Damn, I've been gone a LONG LONG time, it seems!
So, basic real life updates first: I have graduated from college! BA in English with Minors in Creative Writing and Film Studies.
Because I really want to make SURE that I'm unemployable!
In all seriousness, this whole summer has just been...weird, for lack of a better word. My 2003 Mini Cooper has been traded in, because holy crap I had to sink in SO MUCH MONEY FOR REPAIRS. I have since gotten a new car (which I am paying back slowly to build credit and be a REAL adult! pleasehelpme), which is also a Mini. I am also back at my usual summer job of delivering pizzas, which has thrown my sleep schedule all the hell off since I'm normally working from 5-11 or even closing at 1 am, going to bed at around 3-4 am because I can't just jump into bed and sleep, bleh. It's something I want to work on, but getting adjusted to new sleep schedules once you're settled into a new one is a pain in the ass.
Now that all that is out of the way...the real important stuff, aka "things relating to deviantART".
First off, the first season of is over, and the winner is , a person I had the honor of facing (and losing to) in the semi-finals. So yay for me for getting 3rd place. I had a lot of fun with that OCT and look forward to doing more with it in the future, maybe using some characters I have in scrapped stories that would be all kinds of fun to play around with (trying to decide between the sentient zombie mage and the superhero with teleportation/gravity powers).

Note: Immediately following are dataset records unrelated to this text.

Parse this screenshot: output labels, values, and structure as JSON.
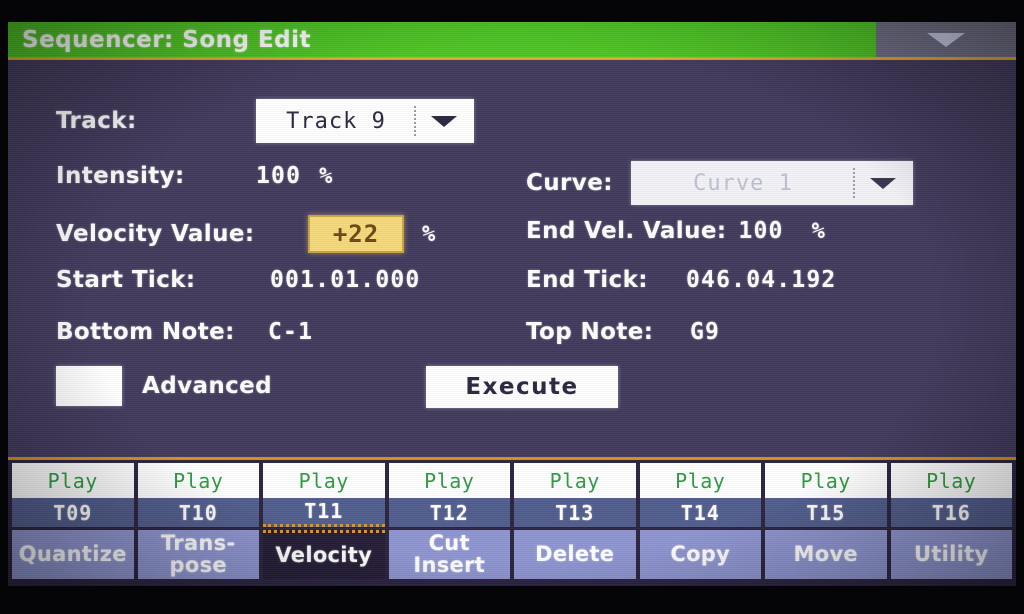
{
  "titlebar": {
    "title": "Sequencer: Song Edit",
    "menu_icon": "chevron-down-icon"
  },
  "colors": {
    "title_bar": "#4ec424",
    "title_underline": "#e0a828",
    "screen_bg": "#423a5c",
    "highlight_box": "#f5d97a",
    "highlight_text": "#6b4a14",
    "track_band": "#515d8c",
    "tab_bar": "#8e95d0",
    "tab_selected": "#241d36",
    "play_text": "#2e9c42",
    "marker": "#e2941c"
  },
  "form": {
    "track": {
      "label": "Track:",
      "value": "Track 9",
      "arrow_icon": "chevron-down-icon"
    },
    "intensity": {
      "label": "Intensity:",
      "value": "100",
      "unit": "%"
    },
    "curve": {
      "label": "Curve:",
      "value": "Curve 1",
      "arrow_icon": "chevron-down-icon",
      "disabled": true
    },
    "velocity_value": {
      "label": "Velocity Value:",
      "value": "+22",
      "unit": "%",
      "selected": true
    },
    "end_vel_value": {
      "label": "End Vel. Value:",
      "value": "100",
      "unit": "%"
    },
    "start_tick": {
      "label": "Start Tick:",
      "value": "001.01.000"
    },
    "end_tick": {
      "label": "End Tick:",
      "value": "046.04.192"
    },
    "bottom_note": {
      "label": "Bottom Note:",
      "value": "C-1"
    },
    "top_note": {
      "label": "Top Note:",
      "value": "G9"
    },
    "advanced": {
      "label": "Advanced",
      "checked": false
    },
    "execute": {
      "label": "Execute"
    }
  },
  "tracks": [
    {
      "status": "Play",
      "name": "T09",
      "marked": false
    },
    {
      "status": "Play",
      "name": "T10",
      "marked": false
    },
    {
      "status": "Play",
      "name": "T11",
      "marked": true
    },
    {
      "status": "Play",
      "name": "T12",
      "marked": false
    },
    {
      "status": "Play",
      "name": "T13",
      "marked": false
    },
    {
      "status": "Play",
      "name": "T14",
      "marked": false
    },
    {
      "status": "Play",
      "name": "T15",
      "marked": false
    },
    {
      "status": "Play",
      "name": "T16",
      "marked": false
    }
  ],
  "tabs": [
    {
      "label": "Quantize",
      "selected": false
    },
    {
      "label": "Trans-\npose",
      "selected": false
    },
    {
      "label": "Velocity",
      "selected": true
    },
    {
      "label": "Cut\nInsert",
      "selected": false
    },
    {
      "label": "Delete",
      "selected": false
    },
    {
      "label": "Copy",
      "selected": false
    },
    {
      "label": "Move",
      "selected": false
    },
    {
      "label": "Utility",
      "selected": false
    }
  ]
}
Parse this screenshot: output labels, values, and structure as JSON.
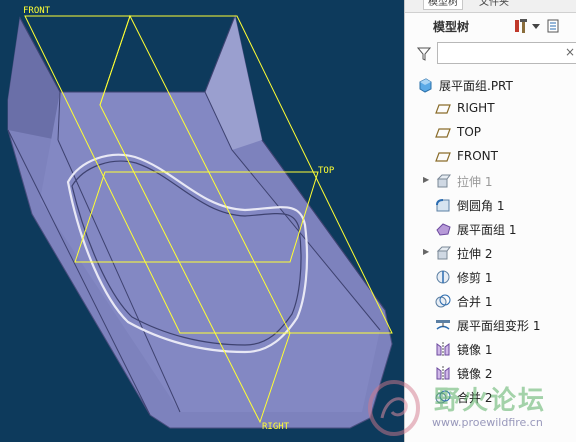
{
  "viewport": {
    "planes": {
      "front": "FRONT",
      "top": "TOP",
      "right": "RIGHT"
    },
    "colors": {
      "background": "#0d3a5c",
      "part": "#7d82bd",
      "plane": "#ffff33"
    }
  },
  "panel": {
    "tabs": [
      "模型树",
      "文件夹"
    ],
    "tree_title": "模型树",
    "filter_placeholder": "",
    "filter_clear": "×",
    "tree": [
      {
        "label": "展平面组.PRT",
        "icon": "part-icon",
        "expandable": false,
        "dim": false,
        "indent": 0
      },
      {
        "label": "RIGHT",
        "icon": "datum-plane-icon",
        "expandable": false,
        "dim": false,
        "indent": 1
      },
      {
        "label": "TOP",
        "icon": "datum-plane-icon",
        "expandable": false,
        "dim": false,
        "indent": 1
      },
      {
        "label": "FRONT",
        "icon": "datum-plane-icon",
        "expandable": false,
        "dim": false,
        "indent": 1
      },
      {
        "label": "拉伸 1",
        "icon": "extrude-icon",
        "expandable": true,
        "dim": true,
        "indent": 1
      },
      {
        "label": "倒圆角 1",
        "icon": "round-icon",
        "expandable": false,
        "dim": false,
        "indent": 1
      },
      {
        "label": "展平面组 1",
        "icon": "flatten-quilt-icon",
        "expandable": false,
        "dim": false,
        "indent": 1
      },
      {
        "label": "拉伸 2",
        "icon": "extrude-icon",
        "expandable": true,
        "dim": false,
        "indent": 1
      },
      {
        "label": "修剪 1",
        "icon": "trim-icon",
        "expandable": false,
        "dim": false,
        "indent": 1
      },
      {
        "label": "合并 1",
        "icon": "merge-icon",
        "expandable": false,
        "dim": false,
        "indent": 1
      },
      {
        "label": "展平面组变形 1",
        "icon": "flatten-deform-icon",
        "expandable": false,
        "dim": false,
        "indent": 1
      },
      {
        "label": "镜像 1",
        "icon": "mirror-icon",
        "expandable": false,
        "dim": false,
        "indent": 1
      },
      {
        "label": "镜像 2",
        "icon": "mirror-icon",
        "expandable": false,
        "dim": false,
        "indent": 1
      },
      {
        "label": "合并 2",
        "icon": "merge-icon",
        "expandable": false,
        "dim": false,
        "indent": 1
      }
    ]
  },
  "watermark": {
    "text": "野火论坛",
    "url": "www.proewildfire.cn"
  }
}
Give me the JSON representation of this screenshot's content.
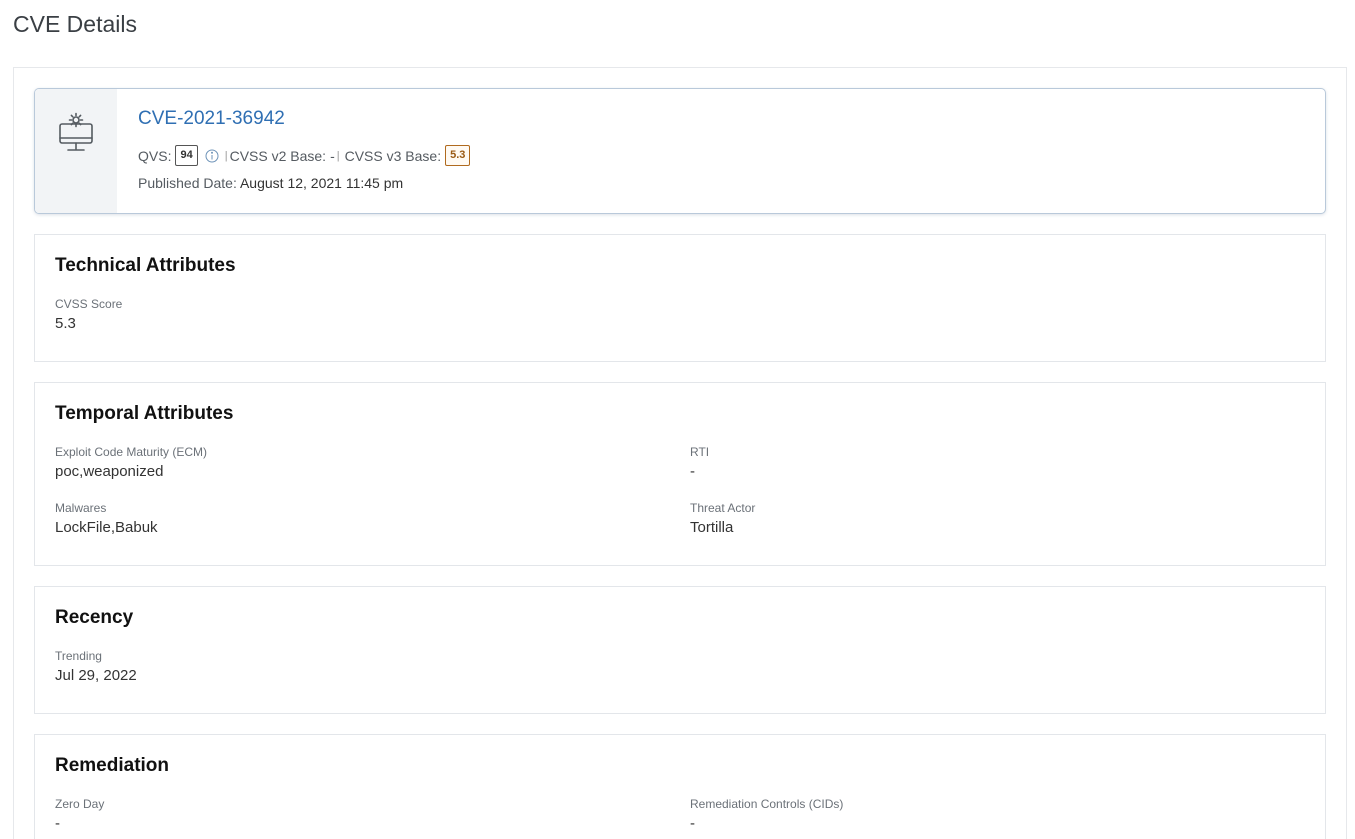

Next, more stories! Yes, in my final semester I was part of a super awesome Creative Writing class, where I was able to write some pretty awesome stuff, as well as read other people's awesome stuff. I wrote three short works, of which two re-written versions will eventually be put on my page, hopefully within the week.
The reason why I'm not posting one of the stories is because it's the one that features Jack Garsto and Jennifer Enburg, aka "those two characters I introduced in and haven't done a single goddamn thing with since". I'm not permanently deleting it from my computer or anything, but I just feel uncomfortable making that story fully "canon" without fleshing out the world more. It MIGHT (as in, somewhere barely above a 0% of happening) eventually see the light of day, but for now, it sleeps.
The other two....well, one's a fully independent short story, one that I literally wrote the first draft for class in the train ride from NYC to my college in PA. The first draft was rushed, contained some grammar problems, had an ending I had to rewrite at least twice before submission, but I loved it anyway. It was originally supposed to be a story of "white-hat hackers discover an Artificial Intelligence deep in the programming of an MMO they've been hired to examine", but that got way too long, and required much more knowledge of computers and games that I currently possess. When I realized that, I had to scramble to find a new topic. What that topic is...well, you'll all see soon enough.
As for the other one, this one is a bit more special than the other two. I'll get into more detail as to WHY I think it's special when I post it, but it should make sense. I'll leave the topic for that one a mystery as well, because I'm a bit of a bastard like that .
This naturally leads into the "Amy question", i.e. when the hell am I going to get around to writing more Amy Tolson stories, because I really want to and god dammit it's starting to piss me off that I haven't. And...right now I have nothing.
No, seriously, I have NOTHING for her right now. I mean, yes I do have a general idea of what I want to do with her whole "story", but I don't have any plans, any prototypes, any backup. I pretty much have only a hope and a dream with her.
And that leads into something else I really, REALLY, want to talk about.
A week or so ago, I had a personal questioning moment. A few hours when I looked in and asked myself one thing: Did I want to be a writer?
I've said before when people asked me that I wanted to write fiction professionally. I love books and stories, and it would be awesome to have that as my job. But for a while, I just haven't been fully prepared for what "writing a story" actually means. It means knowing what your characters are, what they look like, what they think, what they know and don't know, who they trust, what they believe. It means creating a world that feels like an actual place, characters that feel like real people you might meet in the world, conflicts that make sense and have a logical (if oftentimes entirely unexpected) progression.
AND THAT SHIT IS FUCKING HARD.
So I had to really ask myself: Was I really willing to do that? Along with having a "real" job (i.e. not focusing full time on writing because even I'm not stupid enough to try that right out of the gate), interacting with the real world, and a whole bunch of other things I want to do and/or need to do in my life, am I prepared to actually buckle down and write the things I want to write?
I said yes to myself, and I really hope I wasn't lying.